> On Feb 16, 2017, at 11:49 AM, Warren Young <war...@etr-usa.com> wrote:
> 
> A software developer who refuses to learn about his processor’s assembly 
> language is like trying to become an electrical engineer without learning 
> anything about physics. 

In this case what you need to read is the specification of the memory model 
assumed by C and C++. The language specs are very explicit about what you can 
and can’t expect from concurrent memory accesses. (They’re also very hard to 
read! But fortunately there are good books about concurrent C/C++ programming 
that explain the rules clearly, like “C++ Concurrency In Action.)

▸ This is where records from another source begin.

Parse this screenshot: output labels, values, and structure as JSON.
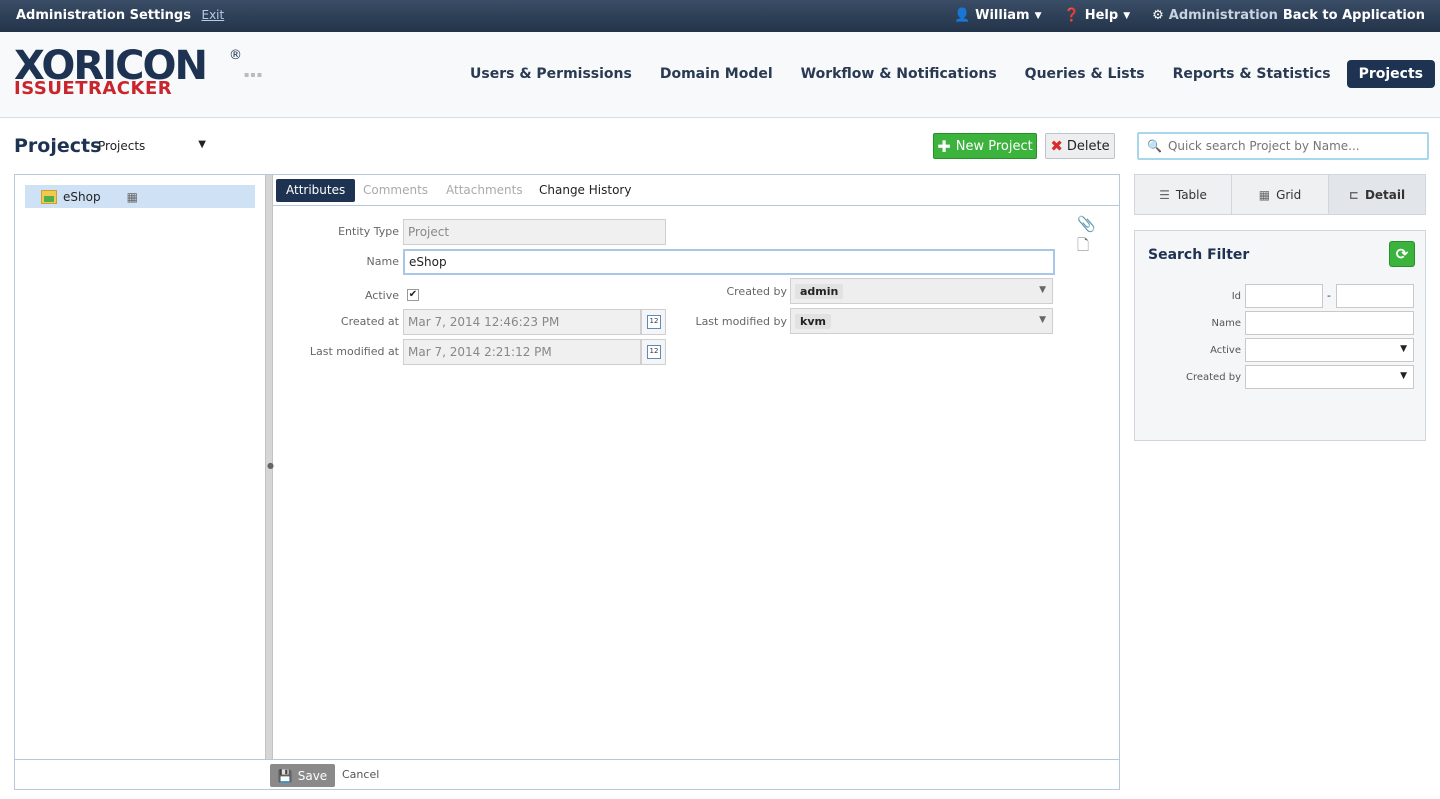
{
  "topbar": {
    "title": "Administration Settings",
    "exit": "Exit",
    "user": "William",
    "help": "Help",
    "admin": "Administration",
    "back": "Back to Application"
  },
  "logo": {
    "line1": "XORICON",
    "line2": "ISSUETRACKER",
    "reg": "®"
  },
  "nav": [
    {
      "label": "Users & Permissions"
    },
    {
      "label": "Domain Model"
    },
    {
      "label": "Workflow & Notifications"
    },
    {
      "label": "Queries & Lists"
    },
    {
      "label": "Reports & Statistics"
    },
    {
      "label": "Projects",
      "active": true
    }
  ],
  "page": {
    "title": "Projects",
    "selector": "Projects",
    "new_project": "New Project",
    "delete": "Delete",
    "search_placeholder": "Quick search Project by Name..."
  },
  "tree": {
    "item": "eShop"
  },
  "tabs": {
    "attributes": "Attributes",
    "comments": "Comments",
    "attachments": "Attachments",
    "history": "Change History"
  },
  "form": {
    "entity_type_label": "Entity Type",
    "entity_type_value": "Project",
    "name_label": "Name",
    "name_value": "eShop",
    "active_label": "Active",
    "active_check": "✔",
    "created_at_label": "Created at",
    "created_at_value": "Mar 7, 2014 12:46:23 PM",
    "last_modified_at_label": "Last modified at",
    "last_modified_at_value": "Mar 7, 2014 2:21:12 PM",
    "created_by_label": "Created by",
    "created_by_value": "admin",
    "last_modified_by_label": "Last modified by",
    "last_modified_by_value": "kvm",
    "calendar_day": "12"
  },
  "footer": {
    "save": "Save",
    "cancel": "Cancel"
  },
  "views": {
    "table": "Table",
    "grid": "Grid",
    "detail": "Detail"
  },
  "filter": {
    "title": "Search Filter",
    "id_label": "Id",
    "dash": "-",
    "name_label": "Name",
    "active_label": "Active",
    "created_by_label": "Created by"
  },
  "colors": {
    "navy": "#1e3352",
    "green": "#3cb33c",
    "red": "#c8252c"
  }
}
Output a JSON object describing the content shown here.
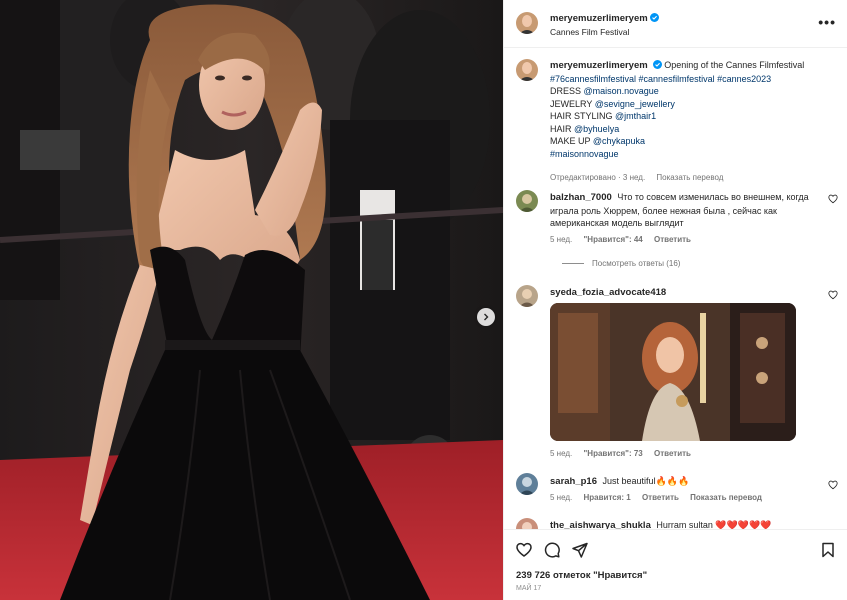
{
  "post": {
    "author": "meryemuzerlimeryem",
    "location": "Cannes Film Festival",
    "more_icon": "more-options-icon",
    "next_icon": "chevron-right-icon"
  },
  "caption": {
    "username": "meryemuzerlimeryem",
    "lines": [
      "Opening of the Cannes Filmfestival",
      "#76cannesfilmfestival #cannesfilmfestival #cannes2023",
      "DRESS",
      "@maison.novague",
      "JEWELRY",
      "@sevigne_jewellery",
      "HAIR STYLING",
      "@jmthair1",
      "HAIR",
      "@byhuelya",
      "MAKE UP",
      "@chykapuka",
      "#maisonnovague"
    ],
    "meta_edited": "Отредактировано · 3 нед.",
    "meta_translate": "Показать перевод"
  },
  "comments": [
    {
      "username": "balzhan_7000",
      "text": "Что то совсем изменилась во внешнем, когда играла роль Хюррем, более нежная была , сейчас как американская модель выглядит",
      "time": "5 нед.",
      "likes": "\"Нравится\": 44",
      "reply": "Ответить",
      "view_replies": "Посмотреть ответы (16)"
    },
    {
      "username": "syeda_fozia_advocate418",
      "text": "",
      "time": "5 нед.",
      "likes": "\"Нравится\": 73",
      "reply": "Ответить"
    },
    {
      "username": "sarah_p16",
      "text": "Just beautiful🔥🔥🔥",
      "time": "5 нед.",
      "likes": "Нравится: 1",
      "reply": "Ответить",
      "translate": "Показать перевод"
    },
    {
      "username": "the_aishwarya_shukla",
      "text": "Hurram sultan ❤️❤️❤️❤️❤️"
    }
  ],
  "actions": {
    "like_icon": "heart-icon",
    "comment_icon": "comment-icon",
    "share_icon": "share-icon",
    "save_icon": "bookmark-icon",
    "likes_count": "239 726 отметок \"Нравится\"",
    "date": "МАЙ 17"
  },
  "colors": {
    "link": "#00376b",
    "verified": "#0095f6",
    "meta": "#737373",
    "carpet": "#b8282f",
    "dress": "#0c0a0b"
  }
}
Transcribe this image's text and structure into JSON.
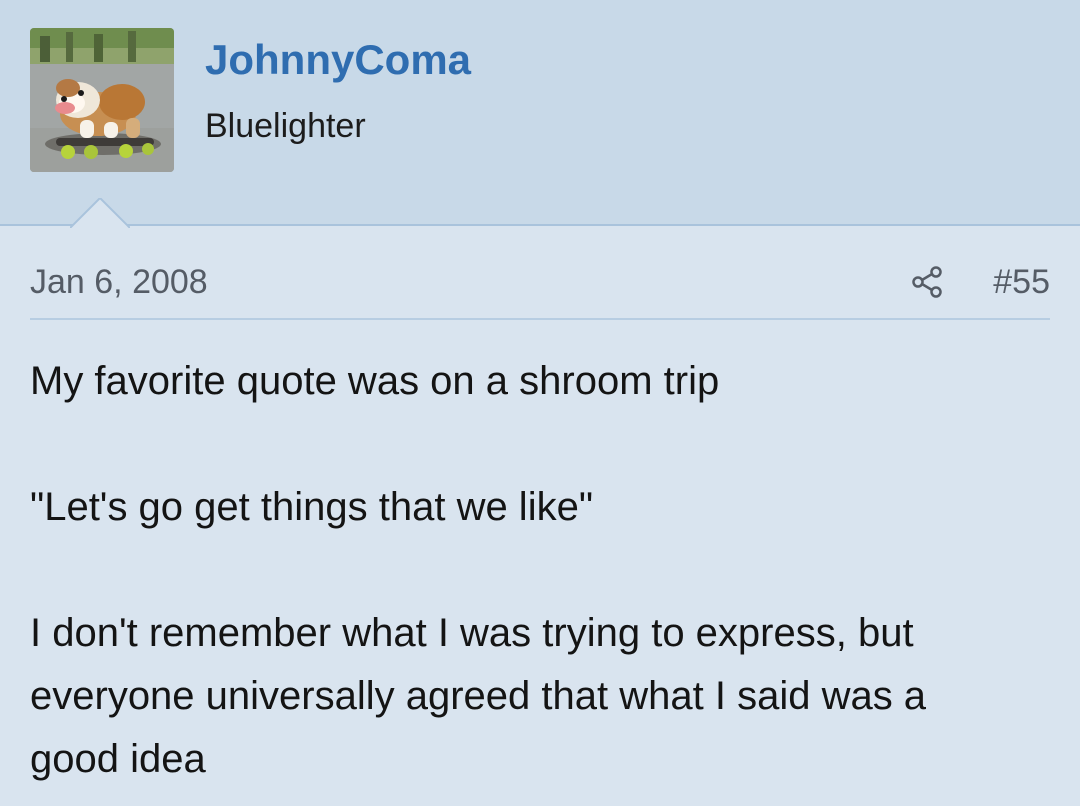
{
  "user": {
    "name": "JohnnyComa",
    "title": "Bluelighter"
  },
  "meta": {
    "date": "Jan 6, 2008",
    "post_number": "#55",
    "share_icon": "share-icon"
  },
  "message": {
    "line1": "My favorite quote was on a shroom trip",
    "line2": "\"Let's go get things that we like\"",
    "line3": "I don't remember what I was trying to express, but",
    "line4": "everyone universally agreed that what I said was a",
    "line5": "good idea"
  },
  "colors": {
    "username": "#2f6db0",
    "header_bg": "#c8d9e8",
    "body_bg": "#d9e4ef",
    "meta_text": "#555c66",
    "divider": "#b7cde2"
  }
}
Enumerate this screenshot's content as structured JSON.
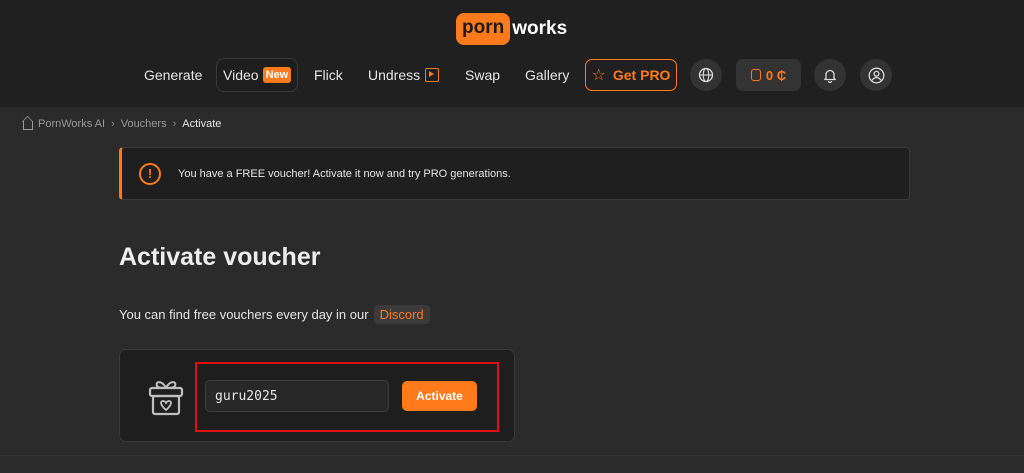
{
  "logo": {
    "badge": "porn",
    "text": "works"
  },
  "nav": {
    "items": [
      "Generate",
      "Video",
      "Flick",
      "Undress",
      "Swap",
      "Gallery"
    ],
    "new_badge": "New",
    "get_pro": "Get PRO",
    "coins": "0 ₵"
  },
  "breadcrumb": {
    "home": "PornWorks AI",
    "parent": "Vouchers",
    "current": "Activate"
  },
  "alert": {
    "text": "You have a FREE voucher! Activate it now and try PRO generations."
  },
  "page": {
    "title": "Activate voucher",
    "find_text": "You can find free vouchers every day in our",
    "discord": "Discord"
  },
  "voucher": {
    "code": "guru2025",
    "button": "Activate"
  },
  "colors": {
    "accent": "#ff7a1a",
    "highlight": "#e01010",
    "background": "#2b2b2b",
    "header": "#202020"
  },
  "icons": [
    "home-icon",
    "chevron-right-icon",
    "alert-circle-icon",
    "gift-icon",
    "star-icon",
    "globe-icon",
    "coins-icon",
    "bell-icon",
    "user-icon",
    "play-square-icon"
  ]
}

Of course that might not exactly match your CPU, because the specs are 
cross-platform and generally have to be very conservative … but in most cases 
it’s not a good idea to bake detailed knowledge of the CPU into your code, if 
you ever plan on porting that code to any other CPU. :) 

(Longtime programmers for Apple platforms know this especially well … I’ve been 
through transitions from the 68000 to the 68030, then to PowerPC, then to dual 
CPUs, then to 64-bit, then to X86, then to ARM7, then to ARM-64bit. Whew! 
Especially in the early stages, there were super clever things you could do 
that took advantages of details of the CPU architecture — like the way the 
68000 ignored the high 8 bits of pointers — that then stopped working in the 
next generation and forced you to redesign your code.)

—Jens

PS: I’m not aware of _any_ current CPUs that can increment main memory in one 
instruction, atomically or not. The PDP-11 did famously have such an 
instruction, which is exactly why the ++ and -- operators were added to C’s 
parent BCPL, since it was intended as a “structured assembly language”.